Car rester “proches du peuple” est une idée bien intégrée dans les stratégies politiques aussi bien au Front de gauche qu’au Front national, où l’on veut afficher un style décomplexé, franc et antibureaucratique. Sans oublier une bonne maîtrise des médias.

Comme le souligne Dominique Reynié : “Les partis extrémistes surinvestissent le web”. Et tirent profit de ce qui se veut être l’espace démocratique par excellence pour amplifier leur présence. Multipliant les pseudos et les espaces d’expression, affichant des slogans chocs, les partis radicaux et populistes compensent leur difficulté à accéder aux médias classiques par une présence décuplée sur Internet.

Et affirment en outre que les médias classiques sont orientés, mentent et sont imprégnés de politiquement correct, tandis que la toile serait le lieu d’expression libre des vraies revendications par les citoyens. Mais après tout, « démocratie » ne voudrait-ce pas dire « pouvoir au peuple » ? Message bien reçu auprès des partis populistes, les premiers à revendiquer le plus de scrutins populaires possibles. Dans certains pays, le système de représentation proportionnelle impose un seuil de représentativité à franchir pour siéger au Parlement, ce qui réduit l’accès à l’hémicycle aux petites formations. Les partis populistes et radicaux préfèrent donc le vote au suffrage universel direct pour se garantir une place dans l’espace politique. Mieux encore que les élections présidentielles, les référendums sont les grands alliés des partis extrémistes, comme on a pu le voir en Suisse pour la loi sur « la déportation des criminels étrangers » en 2010.

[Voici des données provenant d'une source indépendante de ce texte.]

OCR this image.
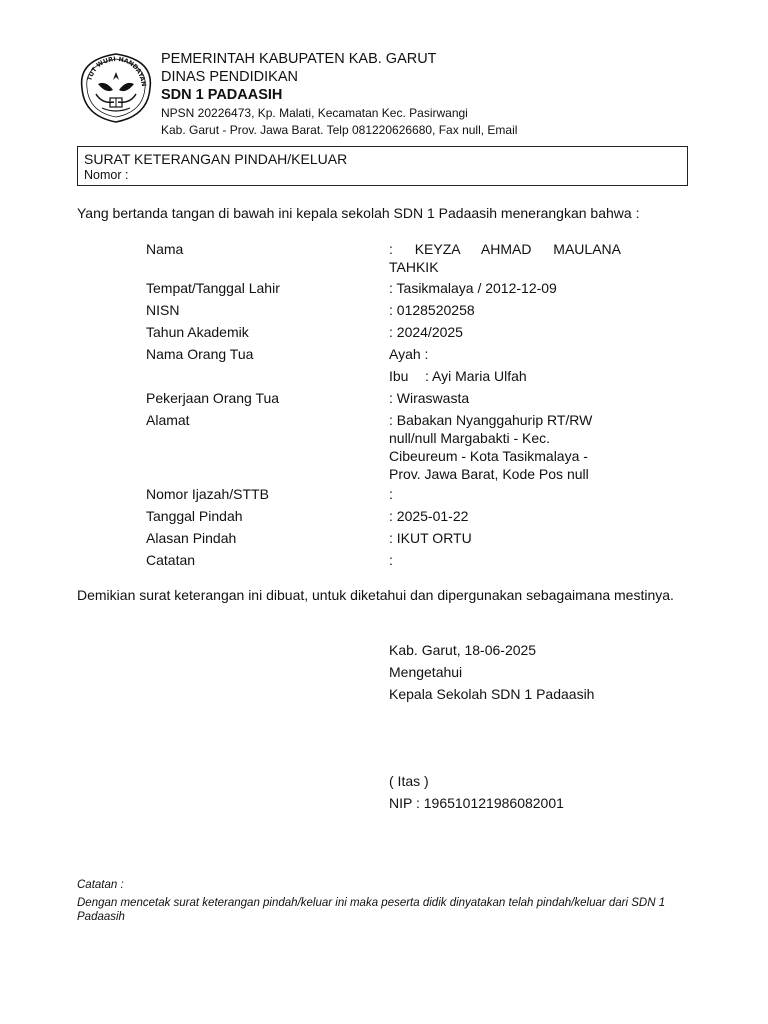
TUT WURI HANDAYAN
PEMERINTAH KABUPATEN KAB. GARUT
DINAS PENDIDIKAN
SDN 1 PADAASIH
NPSN 20226473, Kp. Malati, Kecamatan Kec. Pasirwangi
Kab. Garut - Prov. Jawa Barat. Telp 081220626680, Fax null, Email
SURAT KETERANGAN PINDAH/KELUAR
Nomor :
Yang bertanda tangan di bawah ini kepala sekolah SDN 1 Padaasih menerangkan bahwa :
Nama	: KEYZA AHMAD MAULANA
TAHKIK
Tempat/Tanggal Lahir	: Tasikmalaya / 2012-12-09
NISN	: 0128520258
Tahun Akademik	: 2024/2025
Nama Orang Tua	Ayah :
Ibu : Ayi Maria Ulfah
Pekerjaan Orang Tua	: Wiraswasta
Alamat	: Babakan Nyanggahurip RT/RW
null/null Margabakti - Kec.
Cibeureum - Kota Tasikmalaya -
Prov. Jawa Barat, Kode Pos null
Nomor Ijazah/STTB	:
Tanggal Pindah	: 2025-01-22
Alasan Pindah	: IKUT ORTU
Catatan	:
Demikian surat keterangan ini dibuat, untuk diketahui dan dipergunakan sebagaimana mestinya.
Kab. Garut, 18-06-2025
Mengetahui
Kepala Sekolah SDN 1 Padaasih
( Itas )
NIP : 196510121986082001
Catatan :
Dengan mencetak surat keterangan pindah/keluar ini maka peserta didik dinyatakan telah pindah/keluar dari SDN 1 Padaasih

À cela s’ajoute la confiance répandue chez les citoyens que le gouvernement est élu pour agir, et qu’il est capable de véritablement changer les choses. Si bien que, d’après M. Charbit : « voyant l’apparente impuissance des partis classiques au pouvoir, nombreux sont ceux qui se laissent tenter par l’un ou l’autre extrême, pensant ne plus risquer grand-chose ».

Et le politologue de faire remarquer que souvent, l’extrême gauche fait bien moins peur que l’extrême droite, notamment dans les médias. La raison ? Les différences programmes selon Charbit : « l’extrême gauche communisante porterait un idéal qui aurait été dénaturé, alors que l’extrême droite afficherait d’entrée de jeu des slogans plus agressifs et plus dangereux ».

Enfin, dernière remarque, réflexion de Jacques Tarnero : les temps de crises voient non seulement l’émergence de partis extrémistes, ils voient également une vague de xénophobie et surtout d’antisémitisme farouche. Selon le sociologue parisien, l’antisémitisme est en quelque sorte un indicateur des ressentiments de la société : « quand tout va bien, on n’embête pas trop les Juifs, mais en cas de crise, ils sont les premiers accusés, notamment par les partis extrémistes ».

Dans ce contexte ne parlons même pas d’Europe, dont l’image se ternit cheque jour un peu plus pour de nombreux citoyens des 27 : les récents sondages démontrent une nette tendance à l’euroscepticisme, largement entretenu par les partis populistes.  Je reprendrai donc, en l’européanisant, la boutade d’un militant français : « Mutualisons les efforts pour mutualiser les espoirs ».